Emily Lakdawalla • Oct 17, 2007
An embarrassment of riches from Cassini
Over the last couple of weeks, the Cassini imaging team (and, to a lesser extent, the other instrument teams) have been cranking out image releases, celebrating both the recent Iapetus flyby and the ten years since Cassini's launch. These piles of extra image releases are almost all jaw-droppingly beautiful; it would seem that it's hard to take a bad photo in the Saturn system, but, truth be told, such beautiful images also require a lot of hard work on the part of imaging team members. Color images are a special challenge because Cassini is in constant motion, so as it takes each view through different-color filters, its vantage point on the planet, moons, and rings changes slightly. Making color views requires careful registration of these multiple single-filter images, often with stretching and resizing. In some cases, particularly with images of moons captured during close flybys, planar stretching and resizing isn't enough; the images have to be tagged with detailed geometric information and then ground through software that reprojects the images, figuring out where each pixel falls upon a shape model of the moon, and then flattening the images back out into a common geometry. It's finicky work, and it takes patience and skill.
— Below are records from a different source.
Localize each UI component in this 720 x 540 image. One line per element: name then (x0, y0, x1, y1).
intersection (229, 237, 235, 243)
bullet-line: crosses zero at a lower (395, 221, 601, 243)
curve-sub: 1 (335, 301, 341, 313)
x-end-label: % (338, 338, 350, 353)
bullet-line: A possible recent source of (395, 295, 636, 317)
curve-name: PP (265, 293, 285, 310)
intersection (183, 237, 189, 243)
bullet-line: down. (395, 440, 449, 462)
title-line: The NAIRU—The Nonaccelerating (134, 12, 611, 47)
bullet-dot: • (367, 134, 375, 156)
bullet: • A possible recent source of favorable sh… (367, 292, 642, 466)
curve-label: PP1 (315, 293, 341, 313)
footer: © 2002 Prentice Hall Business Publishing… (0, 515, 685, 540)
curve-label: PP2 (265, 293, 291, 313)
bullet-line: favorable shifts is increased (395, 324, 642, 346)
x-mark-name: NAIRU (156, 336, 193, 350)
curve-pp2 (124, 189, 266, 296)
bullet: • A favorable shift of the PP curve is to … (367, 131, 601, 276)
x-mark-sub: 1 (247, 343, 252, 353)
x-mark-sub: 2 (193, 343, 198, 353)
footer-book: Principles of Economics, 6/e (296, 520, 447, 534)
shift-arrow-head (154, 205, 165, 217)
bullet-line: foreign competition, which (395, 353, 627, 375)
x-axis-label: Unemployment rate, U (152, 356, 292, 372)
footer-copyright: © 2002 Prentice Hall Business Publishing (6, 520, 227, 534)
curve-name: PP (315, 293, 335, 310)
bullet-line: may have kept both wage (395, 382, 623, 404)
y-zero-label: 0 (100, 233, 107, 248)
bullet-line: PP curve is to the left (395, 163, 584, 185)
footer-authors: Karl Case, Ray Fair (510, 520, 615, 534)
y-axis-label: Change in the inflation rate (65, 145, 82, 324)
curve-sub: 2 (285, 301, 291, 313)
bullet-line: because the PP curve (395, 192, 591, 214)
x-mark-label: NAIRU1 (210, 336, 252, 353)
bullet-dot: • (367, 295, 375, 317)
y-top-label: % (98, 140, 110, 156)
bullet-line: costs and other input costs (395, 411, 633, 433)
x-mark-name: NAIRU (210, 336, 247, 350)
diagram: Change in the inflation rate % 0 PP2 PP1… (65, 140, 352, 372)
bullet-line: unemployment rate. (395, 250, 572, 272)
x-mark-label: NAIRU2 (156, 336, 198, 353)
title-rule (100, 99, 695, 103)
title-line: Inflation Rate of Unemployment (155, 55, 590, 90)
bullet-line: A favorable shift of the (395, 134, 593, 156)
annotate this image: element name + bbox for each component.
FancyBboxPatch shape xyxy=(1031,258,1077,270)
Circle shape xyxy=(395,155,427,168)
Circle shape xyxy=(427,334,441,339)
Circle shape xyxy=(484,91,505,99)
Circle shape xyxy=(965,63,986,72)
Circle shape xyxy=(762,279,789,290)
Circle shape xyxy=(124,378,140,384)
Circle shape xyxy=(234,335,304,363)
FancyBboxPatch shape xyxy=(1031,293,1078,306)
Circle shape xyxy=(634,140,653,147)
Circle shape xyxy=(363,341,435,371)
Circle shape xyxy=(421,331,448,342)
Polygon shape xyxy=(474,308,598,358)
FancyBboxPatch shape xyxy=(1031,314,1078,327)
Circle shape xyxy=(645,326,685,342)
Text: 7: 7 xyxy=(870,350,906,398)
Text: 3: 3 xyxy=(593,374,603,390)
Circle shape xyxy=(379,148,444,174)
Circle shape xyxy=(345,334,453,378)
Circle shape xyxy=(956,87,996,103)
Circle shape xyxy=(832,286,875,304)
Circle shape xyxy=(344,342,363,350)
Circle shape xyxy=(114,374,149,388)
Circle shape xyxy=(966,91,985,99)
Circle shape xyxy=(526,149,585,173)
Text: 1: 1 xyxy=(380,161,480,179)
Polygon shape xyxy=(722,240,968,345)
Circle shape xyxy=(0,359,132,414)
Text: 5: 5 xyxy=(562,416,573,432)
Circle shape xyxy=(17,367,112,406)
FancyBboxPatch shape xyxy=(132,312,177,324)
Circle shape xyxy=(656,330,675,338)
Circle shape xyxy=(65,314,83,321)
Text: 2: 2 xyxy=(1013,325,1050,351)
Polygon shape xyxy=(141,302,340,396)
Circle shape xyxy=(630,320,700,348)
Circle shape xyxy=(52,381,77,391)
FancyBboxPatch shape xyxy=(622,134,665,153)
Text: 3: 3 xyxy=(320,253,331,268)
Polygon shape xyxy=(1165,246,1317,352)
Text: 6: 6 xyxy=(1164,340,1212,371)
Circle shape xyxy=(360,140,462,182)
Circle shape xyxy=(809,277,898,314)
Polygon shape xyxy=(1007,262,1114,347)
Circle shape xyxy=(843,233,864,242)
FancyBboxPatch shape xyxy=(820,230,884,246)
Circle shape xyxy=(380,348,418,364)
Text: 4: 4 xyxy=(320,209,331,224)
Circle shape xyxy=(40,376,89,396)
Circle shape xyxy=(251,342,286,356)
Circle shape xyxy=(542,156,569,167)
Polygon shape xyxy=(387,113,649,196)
I couldn't possibly post all the beautiful images in one day, so you'll probably see them coming out in batches. To begin with, here's another one of those top-down global views of Saturn; Cassini took many of these over the first few months of this year. The global view below wasn't on my previous list because it was taken later, in May, as Cassini was starting to crank its orbit back down toward the ring plane again.
To produce images as lovely as what comes out from the Cassini team, you have to wait for the proprietary period to expire and for the team to archive the original, official data on NASA's Planetary Data System. That usually takes roughly nine months, so there's now well over two years worth of high-quality image data available in the Planetary Data System for all you image junkies out there to play with.
Anyway, these are just a couple of the amazing pictures released this week; I'll get to more of them in future posts.